Aus dem Wirtschaftsausschuss heißt es beispielsweise, dass der „Gesetzentwurf ist in wichtigen Teilen durch unbestimmte und offene Formulierungen und Rechtsbegriffe gekennzeichnet“ sei. Genannt werden hier Konflikte mit dem Medienrecht und der Medienaufsicht der Länder, aber auch dem „Umfang der Beschränkungseffekte für Informations- und Meinungsfreiheit beziehungsweise der verfassungsrechtlichen und europarechtlichen Kompatibilität“. Zudem wird die sehr weite Definition des Begriffes „soziale Netzwerke“ angemerkt, bei der auch Online-Spiele und Messenger erfasst wären. Hier sei eine stärkere Eingrenzung des Begriffes notwendig.

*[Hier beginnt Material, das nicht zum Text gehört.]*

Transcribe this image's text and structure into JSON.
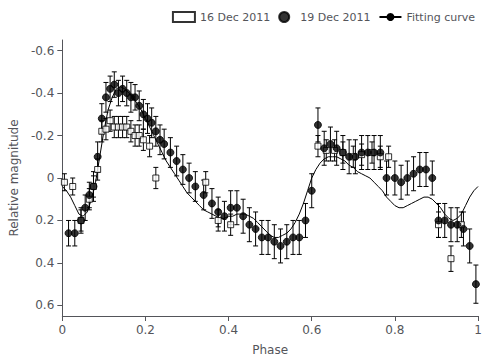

Im Widerspruch zu rechtsstaatlichen Prinzipien
In den Empfehlungen der Ausschüsse werden oftmals auch alternative Möglichkeiten der Abstimmung vorgetragen. Stimmt die Länderkammer für die eine Variante, fällt die andere weg. Auch in der Alternative zum oben genannten Absatz heißt es aus dem Wirtschaftsausschuss, dass die mit dem NetzDG verbundene Verlagerung der Überprüfung der Rechtswidrigkeit in den privaten Bereich nach der Auffassung des Bundesrates rechtsstaatlichen Prinzipien widerspreche.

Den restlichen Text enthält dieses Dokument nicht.